A Cleveland Clinic doctor talks about his hope for the future of better in-patient monitoring on the general care floors, and how an ongoing global trial using a Medtronic device could be a big step toward making that vision a reality.

Anyone who has ever been a hospital patient on a general care floor should be familiar with the standard vital check routine in which a nurse enters the room every four- to six-hours to chart your blood pressure and other vital signs to monitor your condition.

But what if your condition suddenly deteriorates in between those routine checks? Is there a better way to monitor these patients? Ashish Khanna, MD, an anesthesiologist and researcher at the Cleveland Clinic believes there is.

"The problem with that approach is that we are essentially seeing our patients at a snapshot of time and ignoring large chunks of time where they are possibly showing signs of deterioration," Khanna told MD+DI.

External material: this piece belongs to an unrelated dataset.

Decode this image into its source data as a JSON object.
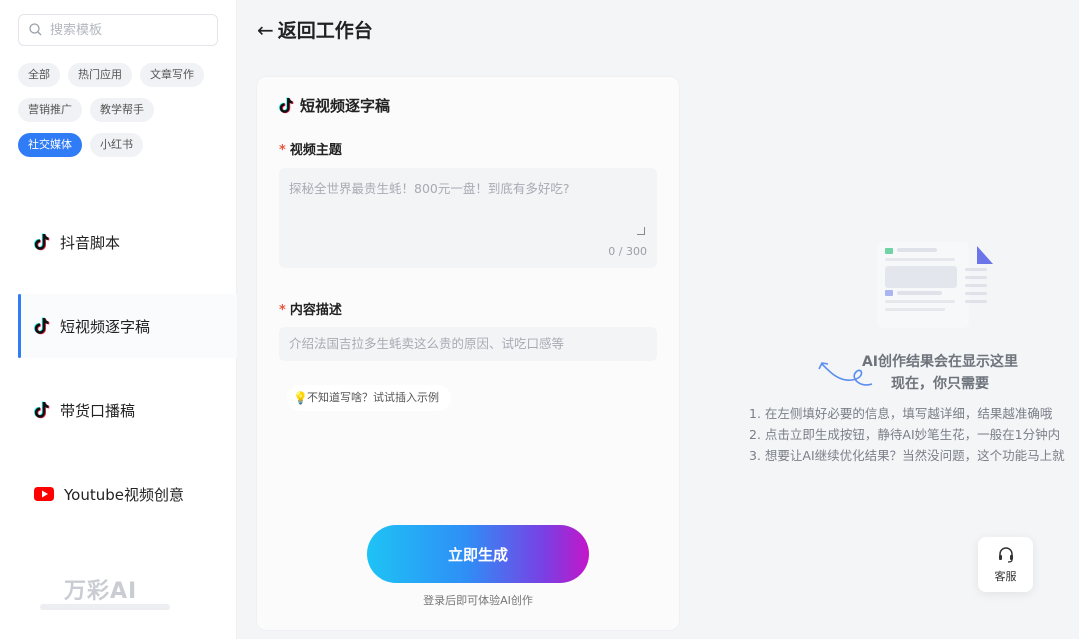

In a manuscript recently published by the Journal of Critical Care, Khanna described how challenging it is to predict episodes or severity of cardiorespiratory decompression in patients who appear to be in stable condition and staying on the general care floor. The paper also describes the protocol for an ongoing global trial that could go a long way toward better monitoring protocols to detect signs of deterioration earlier.

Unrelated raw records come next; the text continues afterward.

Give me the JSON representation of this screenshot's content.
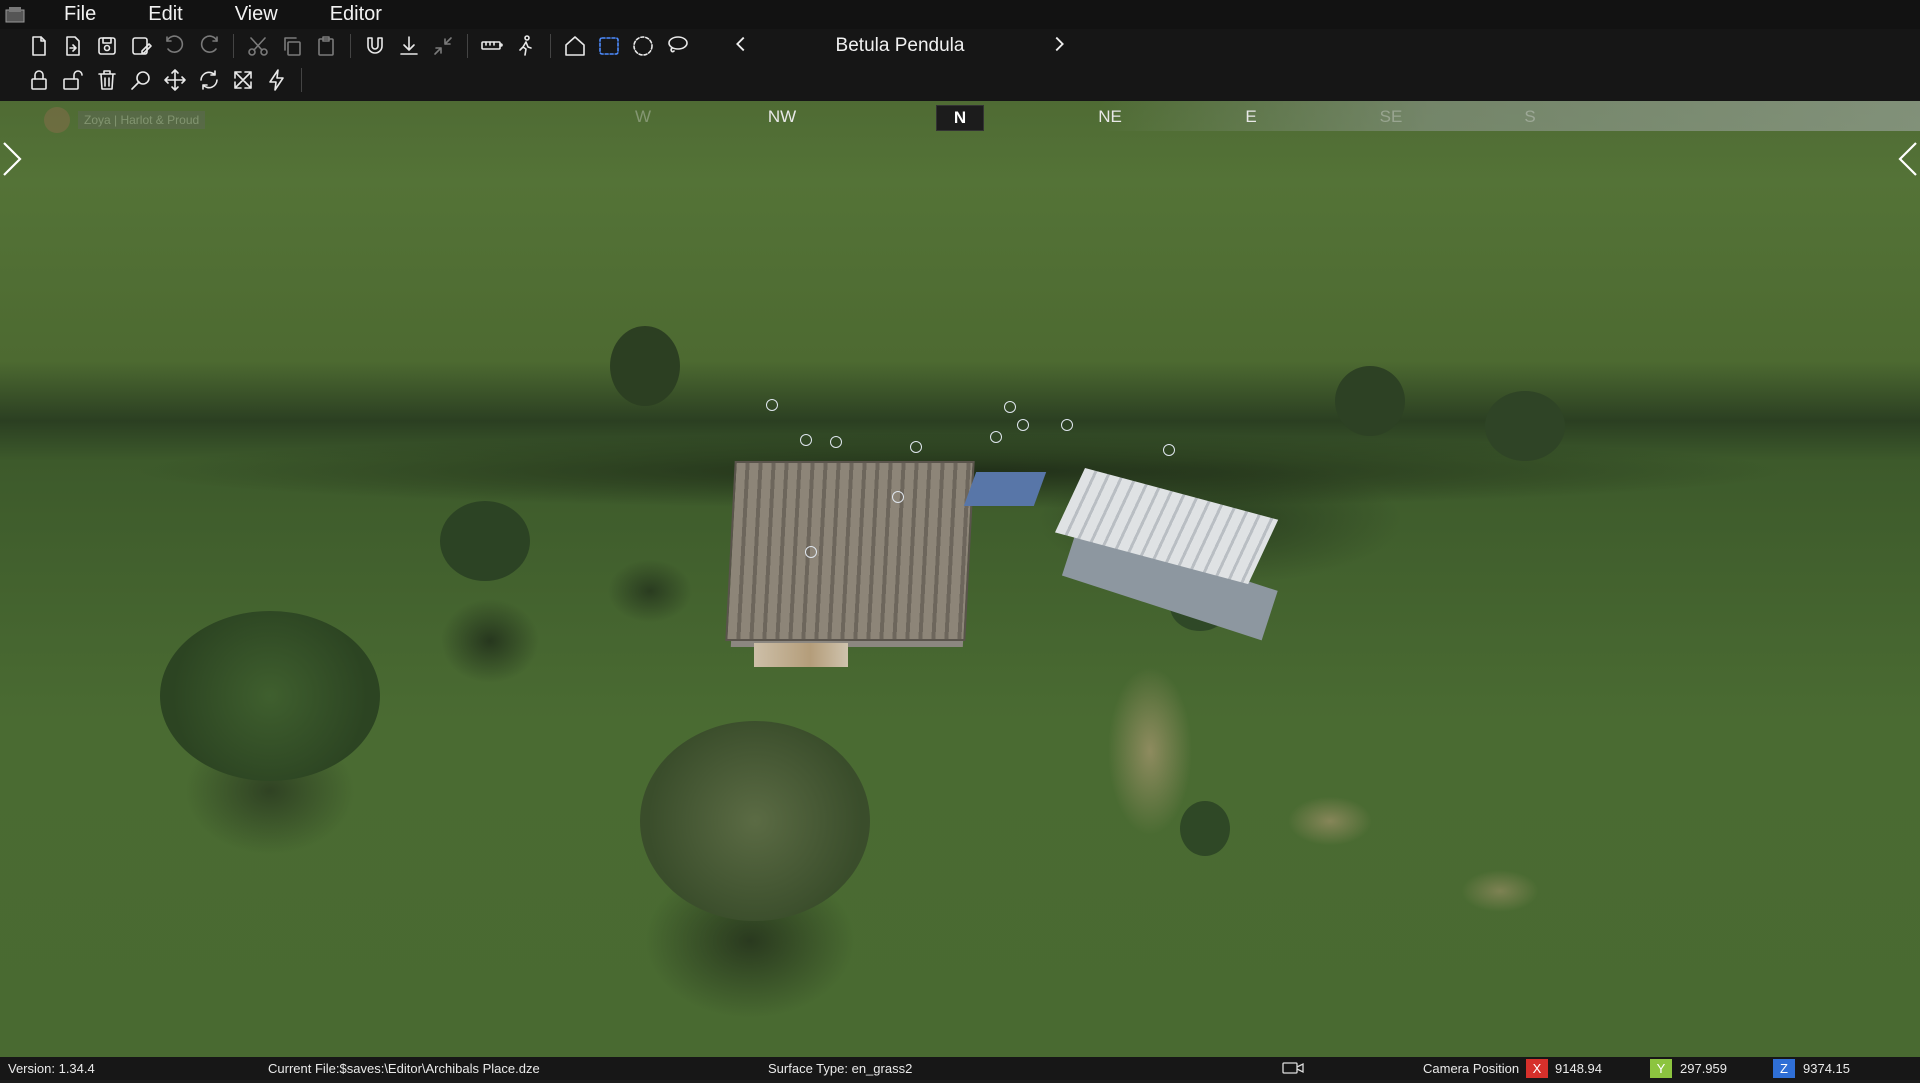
{
  "menu": {
    "items": [
      {
        "label": "File"
      },
      {
        "label": "Edit"
      },
      {
        "label": "View"
      },
      {
        "label": "Editor"
      }
    ]
  },
  "toolbar": {
    "row1_icons": [
      "new-file-icon",
      "open-file-icon",
      "save-icon",
      "save-as-icon",
      "undo-icon",
      "redo-icon",
      "cut-icon",
      "copy-icon",
      "paste-icon",
      "magnet-icon",
      "drop-to-ground-icon",
      "collapse-icon",
      "ruler-icon",
      "walk-icon",
      "home-icon",
      "box-select-icon",
      "circle-select-icon",
      "lasso-select-icon"
    ],
    "row2_icons": [
      "lock-icon",
      "unlock-icon",
      "trash-icon",
      "zoom-icon",
      "move-icon",
      "rotate-icon",
      "scale-icon",
      "lightning-icon"
    ],
    "prefab_name": "Betula Pendula",
    "active_tool": "box-select-icon",
    "accent": "#4d8cff"
  },
  "compass": {
    "labels": [
      {
        "text": "W",
        "state": "faded"
      },
      {
        "text": "NW",
        "state": "normal"
      },
      {
        "text": "N",
        "state": "current"
      },
      {
        "text": "NE",
        "state": "normal"
      },
      {
        "text": "E",
        "state": "normal"
      },
      {
        "text": "SE",
        "state": "faded"
      },
      {
        "text": "S",
        "state": "faded"
      }
    ],
    "faded_hint": "Zoya | Harlot & Proud"
  },
  "status": {
    "version": "Version:  1.34.4",
    "current_file": "Current File:$saves:\\Editor\\Archibals Place.dze",
    "surface_type": "Surface Type: en_grass2",
    "camera_label": "Camera Position",
    "x_label": "X",
    "x_value": "9148.94",
    "y_label": "Y",
    "y_value": "297.959",
    "z_label": "Z",
    "z_value": "9374.15",
    "x_color": "#d6302b",
    "y_color": "#8cc43f",
    "z_color": "#2f6fd6"
  }
}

The PRODIGY trial builds on an earlier study at Cleveland Clinic that Khanna was involved with. The investigators put all of the institution's post-surgical patients who were recovering on the general care floor on continuous monitoring but blinded the clinicians to the monitoring by covering up the device and silencing the monitor's alarms.

"We uncovered that 90% of our patients had some degree of hypoxemia, meaning oxygen saturation less than 90%, that was going undetected because of our current monitoring patterns," Khanna said. "This is not to say that an institution like Cleveland Clinic is not doing a good job of monitoring, but what I’m saying is that we didn’t even know this problem existed."

The researchers published that paper about four years ago and Khanna said he published a series of subsequent papers in an effort to look at potential predictors of hypoxemia. The problem, he concluded, is that hypoxemia is very unpredictable and there isn't a good prediction model to understand which patients are at risk for cardiorespiratory depression. Worse yet is the fact that about 40% of patients who develop the condition end up dying, according to some studies, he said.

The primary goal of the PRODIGY trial (PRediction of Opioid-induced Respiratory Depression In Patients Monitored by capnoGraphY) is to derive a risk prediction score for respiratory depression (RD) on the general care ward. Khanna said the validation-derivation cohort design of the trial will derive this score from RD detected by continuous, blinded, multiparameter cardiorespiratory monitoring of patients. The trial will use Medtronic's Capnostream 35 portable respiratory monitor.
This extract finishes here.